The First Department, reversing Supreme Court, determined the breach of contract cause of action was sufficiently alleged. Although the complaint did not specifically identify the breached contract, the reference to the relevant provisions of the NYC Administrative Code and the NYC Department of Transportation (DOT) permits gave sufficient notice of the nature of the claim:
… [P]laintiffs alleged that Con Edison failed to ensure payment of prevailing wages by codefendant … as required by the permits issued by the City Department of Transportation (DOT), in that it breached agreements required to be made, pursuant to Administrative Code of City of NY § 19-142, prior to obtaining such permits. Administrative Code § 19-142 required Con Edison “to agree that . . . the prevailing scale of union wages shall be the prevailing wage for similar titles as established by the fiscal officer pursuant to section  of the labor law, paid to those so employed,” and provides that “[n]o permit shall be issued until such agreement shall have been entered into with the” DOT. As required by the Administrative Code, the DOT permits issued to Con Edison stated that the permittee was required, “before such permit may be issued, to agree . . . that the prevailing scale of union wages shall be the prevailing wage for similar titles” established pursuant to Labor Law § 220 … …

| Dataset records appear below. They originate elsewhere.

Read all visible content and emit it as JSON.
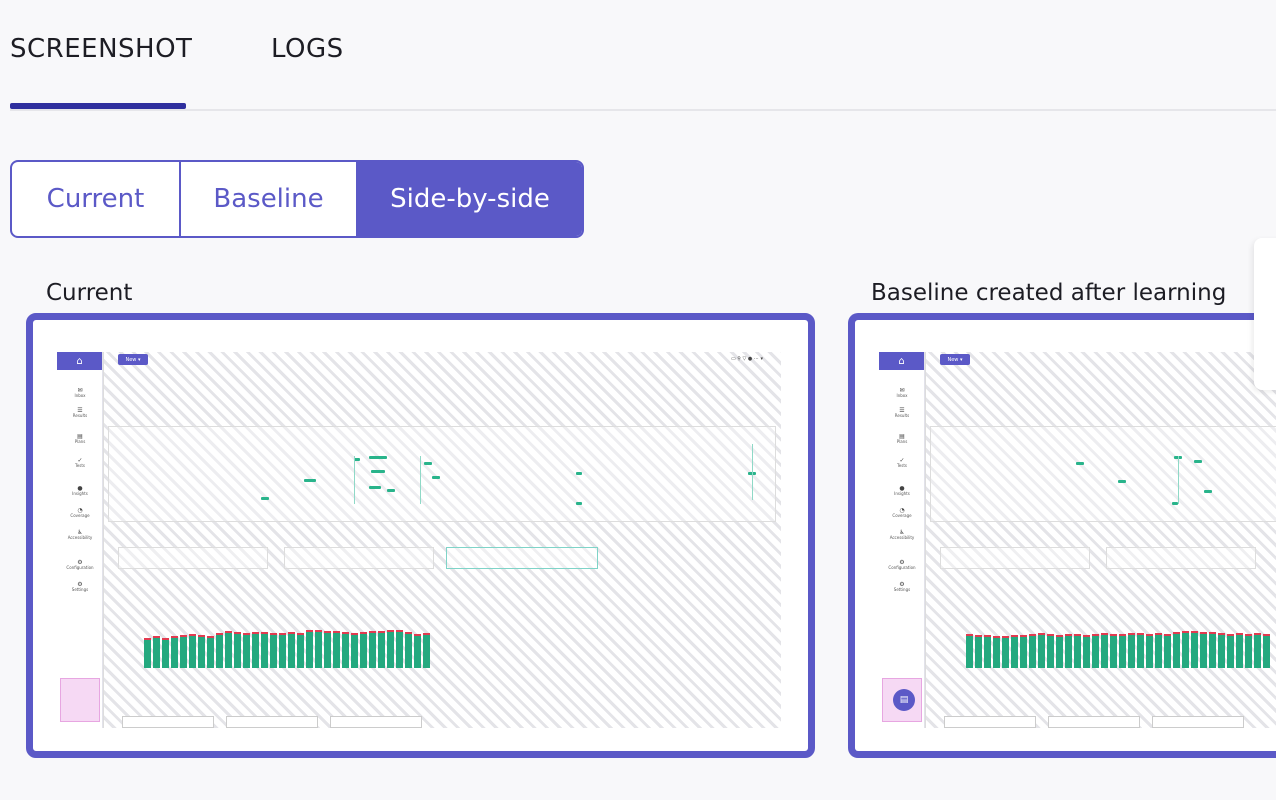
{
  "tabs": {
    "screenshot": "SCREENSHOT",
    "logs": "LOGS"
  },
  "view_toggle": {
    "current": "Current",
    "baseline": "Baseline",
    "side_by_side": "Side-by-side",
    "selected": "Side-by-side"
  },
  "panels": {
    "current_label": "Current",
    "baseline_label": "Baseline created after learning"
  },
  "colors": {
    "accent": "#5b59c7",
    "tab_underline": "#2f2f9e",
    "bar_green": "#24a97f",
    "bar_red": "#e23b50"
  },
  "thumb": {
    "new_button": "New ▾",
    "sidebar": [
      "Home",
      "Inbox",
      "Results",
      "Plans",
      "Tests",
      "Insights",
      "Coverage",
      "Accessibility",
      "Configuration",
      "Settings"
    ]
  }
}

… [T]he fact that the breach of contract cause of action in the complaint does not specifically identify the relevant contract but instead refers to “the promises required to be made pursuant to New York City Administrative Code § 19-142 prior to obtaining such permits,” does not require dismissal. Despite the non-specificity, the complaint “give[s] sufficient notice of the nature of the claim” by referencing Administrative Code § 19-142 and the DOT permits … . Ross v No Parking Today, Inc., 2024 NY Slip Op 00880, First Dept 2-20-24
Practice Point: Here the failure to identify the specific contract which was breached did not require dismissal of the breach of contract cause of action because the nature of the action was sufficiently alleged by reference to the applicable NYC Administrative Code provision and NYC Department of Transportation permits.